Cabría aproximar al pasaje transcrito este otro, no menos significativo:

«Del modo de ver las cosas, depende en gran parte la fuerza ó debilidad en sentirlas, y por consiguiente en espresarlas. Las ideas adquiridas por una sosegada y tibia reflexion en el retiro de un estudio, son menos vivas y acaloradas que las que nacen de la vista y contemplacion de este teatro del mundo. Sería, pues, un prodigio hallar á un ciego de nacimiento, elocuente».


(p. 13)                


Esto casi equivale a decir que el arte de la elocuencia ha de salir a la calle, asomarse a los paisajes, contemplar la naturaleza, hacer su aprendizaje -romántico, goethiano- en contacto con la vida y no de espaldas a ella, con sólo las reglas y los libros.

Hay en Capmany una devoción por los aspectos más románticos de la naturaleza que muy legítimamente cabe relacionar con el texto últimamente transcrito.

El paisaje por el que Capmany se interesa es el natural y no amañado o recortado por la mano del hombre.

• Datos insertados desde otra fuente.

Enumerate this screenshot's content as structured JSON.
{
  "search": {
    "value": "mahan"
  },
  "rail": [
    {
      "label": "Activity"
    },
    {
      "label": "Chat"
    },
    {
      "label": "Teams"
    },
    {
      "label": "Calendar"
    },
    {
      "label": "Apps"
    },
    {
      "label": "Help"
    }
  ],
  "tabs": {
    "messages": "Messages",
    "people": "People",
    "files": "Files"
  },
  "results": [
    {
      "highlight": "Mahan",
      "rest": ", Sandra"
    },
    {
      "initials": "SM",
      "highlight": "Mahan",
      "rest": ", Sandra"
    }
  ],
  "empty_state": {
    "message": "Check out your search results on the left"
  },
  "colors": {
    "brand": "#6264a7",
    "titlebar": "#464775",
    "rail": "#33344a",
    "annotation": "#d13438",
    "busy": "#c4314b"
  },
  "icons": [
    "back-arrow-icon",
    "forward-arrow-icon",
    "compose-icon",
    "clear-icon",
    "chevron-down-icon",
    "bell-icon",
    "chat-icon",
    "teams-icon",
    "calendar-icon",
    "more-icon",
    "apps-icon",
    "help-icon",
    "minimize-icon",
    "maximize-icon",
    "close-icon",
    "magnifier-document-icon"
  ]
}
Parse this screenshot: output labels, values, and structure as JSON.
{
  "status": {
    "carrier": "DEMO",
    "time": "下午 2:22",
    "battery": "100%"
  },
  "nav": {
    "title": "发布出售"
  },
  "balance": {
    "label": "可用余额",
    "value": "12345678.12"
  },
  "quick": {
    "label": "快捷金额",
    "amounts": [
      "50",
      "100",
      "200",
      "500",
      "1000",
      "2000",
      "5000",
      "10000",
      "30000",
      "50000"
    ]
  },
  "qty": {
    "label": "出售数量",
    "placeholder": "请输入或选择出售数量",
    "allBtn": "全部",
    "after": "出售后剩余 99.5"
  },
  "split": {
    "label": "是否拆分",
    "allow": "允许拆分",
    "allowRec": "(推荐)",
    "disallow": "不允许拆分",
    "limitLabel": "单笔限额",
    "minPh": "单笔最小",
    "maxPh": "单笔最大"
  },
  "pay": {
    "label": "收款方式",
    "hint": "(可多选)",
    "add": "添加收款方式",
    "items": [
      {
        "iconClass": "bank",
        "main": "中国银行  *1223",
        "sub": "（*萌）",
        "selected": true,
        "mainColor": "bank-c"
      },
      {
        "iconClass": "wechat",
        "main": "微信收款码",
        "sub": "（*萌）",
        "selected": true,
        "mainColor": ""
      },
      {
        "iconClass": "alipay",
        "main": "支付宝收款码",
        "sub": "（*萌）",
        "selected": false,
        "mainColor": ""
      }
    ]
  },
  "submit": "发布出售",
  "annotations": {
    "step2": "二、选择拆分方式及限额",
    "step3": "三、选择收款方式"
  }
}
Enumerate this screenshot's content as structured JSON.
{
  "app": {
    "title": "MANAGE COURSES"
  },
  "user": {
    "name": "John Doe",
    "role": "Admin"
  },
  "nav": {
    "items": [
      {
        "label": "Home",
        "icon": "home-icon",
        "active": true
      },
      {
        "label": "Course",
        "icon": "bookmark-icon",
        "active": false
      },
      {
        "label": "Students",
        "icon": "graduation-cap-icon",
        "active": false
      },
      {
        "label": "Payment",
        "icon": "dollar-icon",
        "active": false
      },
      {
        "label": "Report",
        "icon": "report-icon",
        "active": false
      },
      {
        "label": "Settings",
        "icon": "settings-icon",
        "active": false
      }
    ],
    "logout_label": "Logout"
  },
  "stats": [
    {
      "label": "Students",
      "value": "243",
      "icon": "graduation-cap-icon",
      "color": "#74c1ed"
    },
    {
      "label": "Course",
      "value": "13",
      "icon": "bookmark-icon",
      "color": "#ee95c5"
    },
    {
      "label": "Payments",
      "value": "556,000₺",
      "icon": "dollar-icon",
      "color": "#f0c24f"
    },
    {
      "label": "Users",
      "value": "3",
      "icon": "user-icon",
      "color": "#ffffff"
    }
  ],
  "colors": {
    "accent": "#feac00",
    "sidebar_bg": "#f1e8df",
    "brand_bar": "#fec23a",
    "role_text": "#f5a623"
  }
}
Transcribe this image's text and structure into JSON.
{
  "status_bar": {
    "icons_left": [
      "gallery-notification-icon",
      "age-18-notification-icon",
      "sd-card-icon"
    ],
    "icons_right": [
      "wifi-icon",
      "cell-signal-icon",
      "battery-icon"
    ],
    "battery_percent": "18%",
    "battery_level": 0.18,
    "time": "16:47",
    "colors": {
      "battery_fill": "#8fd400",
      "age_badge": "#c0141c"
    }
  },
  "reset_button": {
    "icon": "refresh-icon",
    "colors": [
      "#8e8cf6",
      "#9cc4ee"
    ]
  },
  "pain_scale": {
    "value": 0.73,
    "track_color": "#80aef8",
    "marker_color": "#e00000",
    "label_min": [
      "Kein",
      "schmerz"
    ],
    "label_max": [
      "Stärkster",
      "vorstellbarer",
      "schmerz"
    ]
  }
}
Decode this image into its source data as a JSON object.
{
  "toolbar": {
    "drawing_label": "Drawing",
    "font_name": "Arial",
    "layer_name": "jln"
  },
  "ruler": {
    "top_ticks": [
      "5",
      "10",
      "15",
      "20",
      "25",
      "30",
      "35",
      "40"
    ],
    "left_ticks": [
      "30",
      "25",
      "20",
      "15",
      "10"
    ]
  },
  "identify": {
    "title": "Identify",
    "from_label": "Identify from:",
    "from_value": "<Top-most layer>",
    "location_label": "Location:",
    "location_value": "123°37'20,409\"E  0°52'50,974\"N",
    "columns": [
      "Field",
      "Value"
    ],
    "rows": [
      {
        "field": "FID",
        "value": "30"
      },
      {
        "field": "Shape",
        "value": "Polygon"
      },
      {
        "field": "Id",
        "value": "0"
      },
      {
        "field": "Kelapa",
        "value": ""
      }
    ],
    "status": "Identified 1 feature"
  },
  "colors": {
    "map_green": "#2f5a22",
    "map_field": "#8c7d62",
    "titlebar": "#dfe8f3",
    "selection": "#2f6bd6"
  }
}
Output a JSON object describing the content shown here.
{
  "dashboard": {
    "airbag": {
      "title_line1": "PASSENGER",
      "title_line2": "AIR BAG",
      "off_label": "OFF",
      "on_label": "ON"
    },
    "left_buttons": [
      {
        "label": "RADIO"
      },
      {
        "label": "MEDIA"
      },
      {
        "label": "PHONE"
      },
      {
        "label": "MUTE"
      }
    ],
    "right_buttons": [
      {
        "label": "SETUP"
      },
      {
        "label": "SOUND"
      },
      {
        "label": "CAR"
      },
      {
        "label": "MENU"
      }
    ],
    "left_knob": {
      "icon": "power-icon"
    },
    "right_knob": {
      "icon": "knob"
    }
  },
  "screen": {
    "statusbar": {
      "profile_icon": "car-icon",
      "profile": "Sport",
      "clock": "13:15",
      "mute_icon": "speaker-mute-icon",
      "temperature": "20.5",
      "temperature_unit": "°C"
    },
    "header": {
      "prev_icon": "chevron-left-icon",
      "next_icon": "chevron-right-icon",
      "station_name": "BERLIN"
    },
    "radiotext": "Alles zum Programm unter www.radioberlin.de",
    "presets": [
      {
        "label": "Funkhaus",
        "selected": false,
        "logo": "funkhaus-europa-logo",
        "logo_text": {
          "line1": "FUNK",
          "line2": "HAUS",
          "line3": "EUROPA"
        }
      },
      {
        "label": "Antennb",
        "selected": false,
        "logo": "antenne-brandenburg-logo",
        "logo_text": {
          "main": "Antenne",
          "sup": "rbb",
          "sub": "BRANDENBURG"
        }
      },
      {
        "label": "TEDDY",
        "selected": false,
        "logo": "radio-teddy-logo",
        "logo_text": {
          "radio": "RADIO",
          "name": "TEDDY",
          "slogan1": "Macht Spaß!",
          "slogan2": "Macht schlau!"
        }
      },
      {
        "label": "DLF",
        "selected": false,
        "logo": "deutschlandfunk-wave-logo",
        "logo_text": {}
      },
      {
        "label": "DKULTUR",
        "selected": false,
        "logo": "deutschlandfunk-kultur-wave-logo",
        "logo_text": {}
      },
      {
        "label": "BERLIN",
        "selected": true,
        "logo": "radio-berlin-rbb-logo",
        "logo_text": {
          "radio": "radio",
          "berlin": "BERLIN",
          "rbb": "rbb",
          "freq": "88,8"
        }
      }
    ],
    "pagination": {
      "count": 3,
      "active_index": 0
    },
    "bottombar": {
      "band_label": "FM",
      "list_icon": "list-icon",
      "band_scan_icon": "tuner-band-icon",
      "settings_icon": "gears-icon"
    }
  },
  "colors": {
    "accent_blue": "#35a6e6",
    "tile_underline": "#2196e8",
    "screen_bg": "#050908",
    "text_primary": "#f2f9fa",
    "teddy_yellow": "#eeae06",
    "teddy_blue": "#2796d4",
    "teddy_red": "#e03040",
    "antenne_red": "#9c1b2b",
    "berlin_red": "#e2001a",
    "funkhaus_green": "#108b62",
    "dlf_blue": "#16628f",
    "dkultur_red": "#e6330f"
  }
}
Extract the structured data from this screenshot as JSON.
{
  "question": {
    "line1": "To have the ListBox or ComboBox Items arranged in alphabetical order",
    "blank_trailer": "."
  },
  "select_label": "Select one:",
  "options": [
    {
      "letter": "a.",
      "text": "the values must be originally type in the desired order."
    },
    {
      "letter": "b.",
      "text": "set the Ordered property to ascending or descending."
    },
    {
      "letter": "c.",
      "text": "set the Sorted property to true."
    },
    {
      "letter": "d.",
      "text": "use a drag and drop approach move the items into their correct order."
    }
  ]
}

Leemos en el capítulo sobre la Grandeza de los pensamientos:

«Estos pensamientos grandiosos nos conplacen por aquella curiosidad que tenemos todos de percibir de una ojeada muchos objetos que se enlazan, pues no podemos alcanzar el uno sin desear el otro. Lo mismo sucede en la pintura, donde no gustamos tanto de un jardin regular como de un paisage, porque nuestra vista apetece siempre extenderse hasta el término mas remoto».


(p. 193)                


Aunque planteada en términos pictóricos, la comparación del jardín con el paisaje natural no puede ser más significativa, sobre todo si tenemos en cuenta que se trata de un «jardin regular», es decir, sometido neoclásicamente a reglas, acicalado y recortado geométricamente7.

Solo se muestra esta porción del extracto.